The generosity of last year's Thank Offering enabled the Committee on Home Missions and Church Extension to support thirty-eight church plants and eight regional home missionaries (RHMs), including a new RHM for the Presbytery of the Southwest, and another RHM who will start this December. Home Missions also was able to help a church support a yearlong intern.

If this year's Thank Offering is as bountiful, Home Missions hopes in 2016 to support at least eight new church plants with new church planters in places such as Yuma, Arizona; Winston-Salem, North Carolina; Virginia Beach, Virginia; Huron, Ohio; and Coeur d'Alene, Idaho. "Groups in other cities also are hoping to secure a church planter and one or two other presbyteries would like to call an RHM," said John Shaw, general secretary of Home Missions.

Last year's overflowing Thank Offering also helped Home Missions "to meet their budget without drastically reducing their reserves—which provide a necessary buffer for our ongoing support of the work of church planting throughout the OPC," said Shaw.

"Generosity flows from an expectation of the Lord's blessing: whoever sows sparingly will also reap sparingly, and whoever sows bountifully will also reap bountifully," said Shaw. "We can pray with confidence concerning what the Lord will do, for he has promised a bountiful, blessed harvest."

Foreign Missions

"After waiting for more than a year to send a second missionary family to join the Tuiningas in Uganda, the Committee on Foreign Missions knew the time was finally right this year to send the Charles Jackson family there because of last year's generous Thank Offering," said Douglas Clawson, associate general secretary of the Committee on Foreign Missions.

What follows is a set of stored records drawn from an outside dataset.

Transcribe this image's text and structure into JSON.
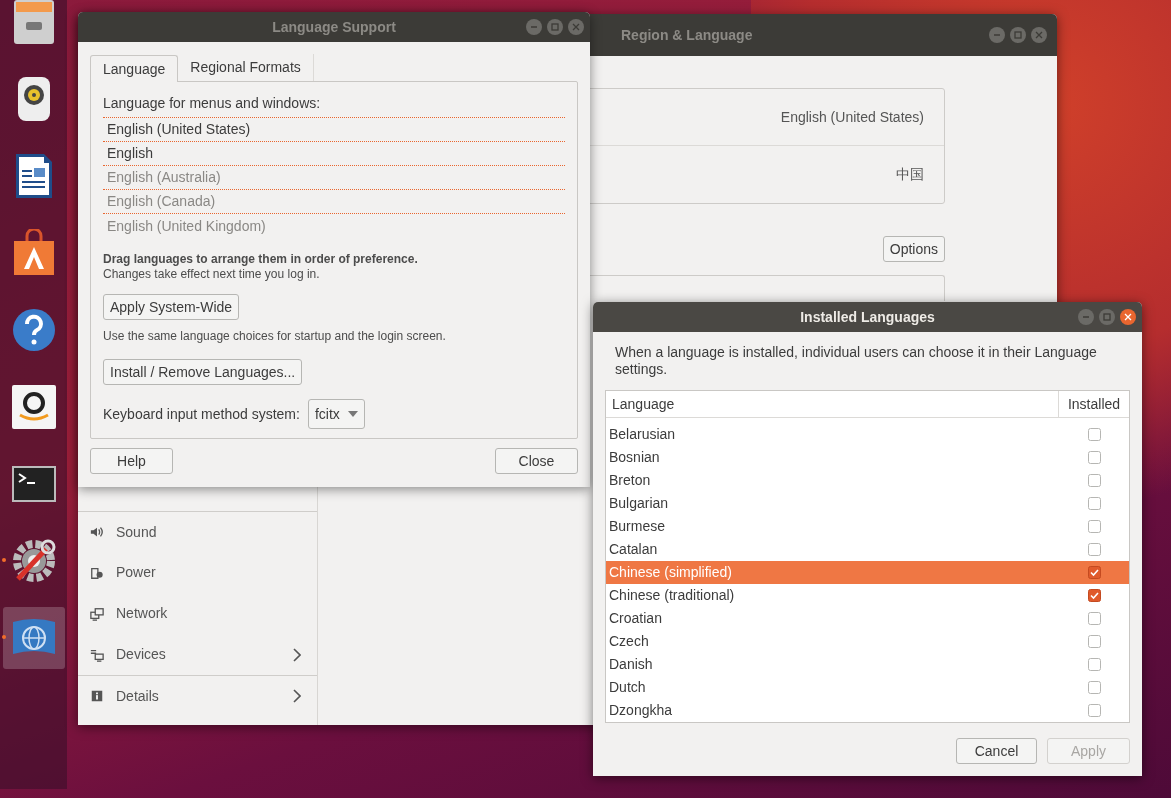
{
  "dock": {
    "items": [
      {
        "kind": "files",
        "running": false,
        "selected": false
      },
      {
        "kind": "speaker",
        "running": false,
        "selected": false
      },
      {
        "kind": "document",
        "running": false,
        "selected": false
      },
      {
        "kind": "store",
        "running": false,
        "selected": false
      },
      {
        "kind": "help",
        "running": false,
        "selected": false
      },
      {
        "kind": "shop",
        "running": false,
        "selected": false
      },
      {
        "kind": "terminal",
        "running": false,
        "selected": false
      },
      {
        "kind": "tools",
        "running": true,
        "selected": false
      },
      {
        "kind": "globe",
        "running": true,
        "selected": true
      }
    ]
  },
  "region_window": {
    "title": "Region & Language",
    "focused": false,
    "sidebar": [
      {
        "kind": "sound",
        "label": "Sound",
        "arrow": false
      },
      {
        "kind": "power",
        "label": "Power",
        "arrow": false
      },
      {
        "kind": "network",
        "label": "Network",
        "arrow": false
      },
      {
        "kind": "devices",
        "label": "Devices",
        "arrow": true
      },
      {
        "kind": "info",
        "label": "Details",
        "arrow": true
      }
    ],
    "rows": [
      {
        "value": "English (United States)"
      },
      {
        "value": "中国"
      }
    ],
    "options_button": "Options"
  },
  "language_support": {
    "title": "Language Support",
    "focused": false,
    "tabs": [
      {
        "label": "Language",
        "selected": true
      },
      {
        "label": "Regional Formats",
        "selected": false
      }
    ],
    "heading": "Language for menus and windows:",
    "languages": [
      {
        "label": "English (United States)",
        "active": true
      },
      {
        "label": "English",
        "active": true
      },
      {
        "label": "English (Australia)",
        "active": false
      },
      {
        "label": "English (Canada)",
        "active": false
      },
      {
        "label": "English (United Kingdom)",
        "active": false
      }
    ],
    "drag_note": "Drag languages to arrange them in order of preference.",
    "changes_note": "Changes take effect next time you log in.",
    "apply_button": "Apply System-Wide",
    "apply_note": "Use the same language choices for startup and the login screen.",
    "install_button": "Install / Remove Languages...",
    "input_method_label": "Keyboard input method system:",
    "input_method_value": "fcitx",
    "help_button": "Help",
    "close_button": "Close"
  },
  "installed_languages": {
    "title": "Installed Languages",
    "focused": true,
    "description": "When a language is installed, individual users can choose it in their Language settings.",
    "columns": [
      "Language",
      "Installed"
    ],
    "rows": [
      {
        "label": "Belarusian",
        "installed": false,
        "selected": false
      },
      {
        "label": "Bosnian",
        "installed": false,
        "selected": false
      },
      {
        "label": "Breton",
        "installed": false,
        "selected": false
      },
      {
        "label": "Bulgarian",
        "installed": false,
        "selected": false
      },
      {
        "label": "Burmese",
        "installed": false,
        "selected": false
      },
      {
        "label": "Catalan",
        "installed": false,
        "selected": false
      },
      {
        "label": "Chinese (simplified)",
        "installed": true,
        "selected": true
      },
      {
        "label": "Chinese (traditional)",
        "installed": true,
        "selected": false
      },
      {
        "label": "Croatian",
        "installed": false,
        "selected": false
      },
      {
        "label": "Czech",
        "installed": false,
        "selected": false
      },
      {
        "label": "Danish",
        "installed": false,
        "selected": false
      },
      {
        "label": "Dutch",
        "installed": false,
        "selected": false
      },
      {
        "label": "Dzongkha",
        "installed": false,
        "selected": false
      }
    ],
    "cancel_button": {
      "label": "Cancel",
      "disabled": false
    },
    "apply_button": {
      "label": "Apply",
      "disabled": true
    }
  }
}
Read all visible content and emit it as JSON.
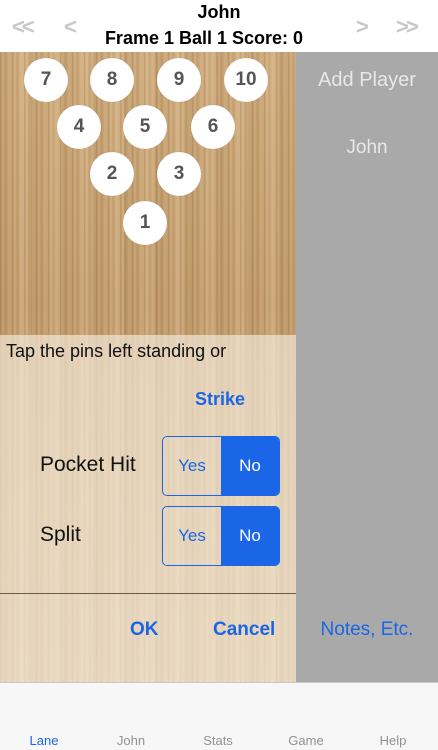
{
  "header": {
    "player_name": "John",
    "frame_info": "Frame 1 Ball 1 Score: 0",
    "nav_first": "<<",
    "nav_prev": "<",
    "nav_next": ">",
    "nav_last": ">>"
  },
  "pins": [
    "7",
    "8",
    "9",
    "10",
    "4",
    "5",
    "6",
    "2",
    "3",
    "1"
  ],
  "panel": {
    "instructions": "Tap the pins left standing or",
    "strike_label": "Strike",
    "pocket_hit": {
      "label": "Pocket Hit",
      "yes": "Yes",
      "no": "No",
      "selected": "No"
    },
    "split": {
      "label": "Split",
      "yes": "Yes",
      "no": "No",
      "selected": "No"
    },
    "ok_label": "OK",
    "cancel_label": "Cancel"
  },
  "sidebar": {
    "add_player": "Add Player",
    "player": "John",
    "notes": "Notes, Etc."
  },
  "tabs": [
    {
      "label": "Lane",
      "active": true
    },
    {
      "label": "John",
      "active": false
    },
    {
      "label": "Stats",
      "active": false
    },
    {
      "label": "Game",
      "active": false
    },
    {
      "label": "Help",
      "active": false
    }
  ],
  "colors": {
    "accent": "#1a66e6",
    "sidebar_bg": "#a9a9a9",
    "tabbar_bg": "#f7f7f7"
  }
}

If this year's Thank Offering is equally liberal, the top priority of Foreign Missions is to place two additional missionaries to work alongside our two missionaries in an Asian nation, said Clawson. Each new missionary would be paired with a current missionary. One pair would focus on planting additional churches in the northeast and the other pair would focus their efforts on assisting the work in the west.

"It is His work in His time and to His glory," said Clawson. "With those overflowing blessings, at a time when finances are difficult for almost everyone in the church, He enables us to be overflowing in our giving to support His work."

Christian Education

Last year's generosity enabled the Committee on Christian Education to finance all of the churches' requests for pastoral interns. "We were able to carry on all the ministries we had planned," said Danny Olinger, general secretary of Christian Education. "We also were greatly encouraged by the record participation in the Ministerial Training in the OPC (MTIOPC) courses."

With abundant giving this year, "we're hopeful to meet the requests of churches in requesting an intern," said Olinger.

This generous giving on the part of those in the pews shows the connectivity our churches have for each other. "We have in this church the outward looking focus that we pray for one another, encourage one another, and seek to support one another," said Olinger. "The giving is one way we're able to do this."

The Thank Offering shows that the OPC doesn't proceed on our own strength. "We look to the Lord and acknowledge that we're depending upon Him and He blesses us abundantly," said Olinger. "By the gifts of Jesus Christ and His work on the cross, we seek to give back to Him in the work of his kingdom."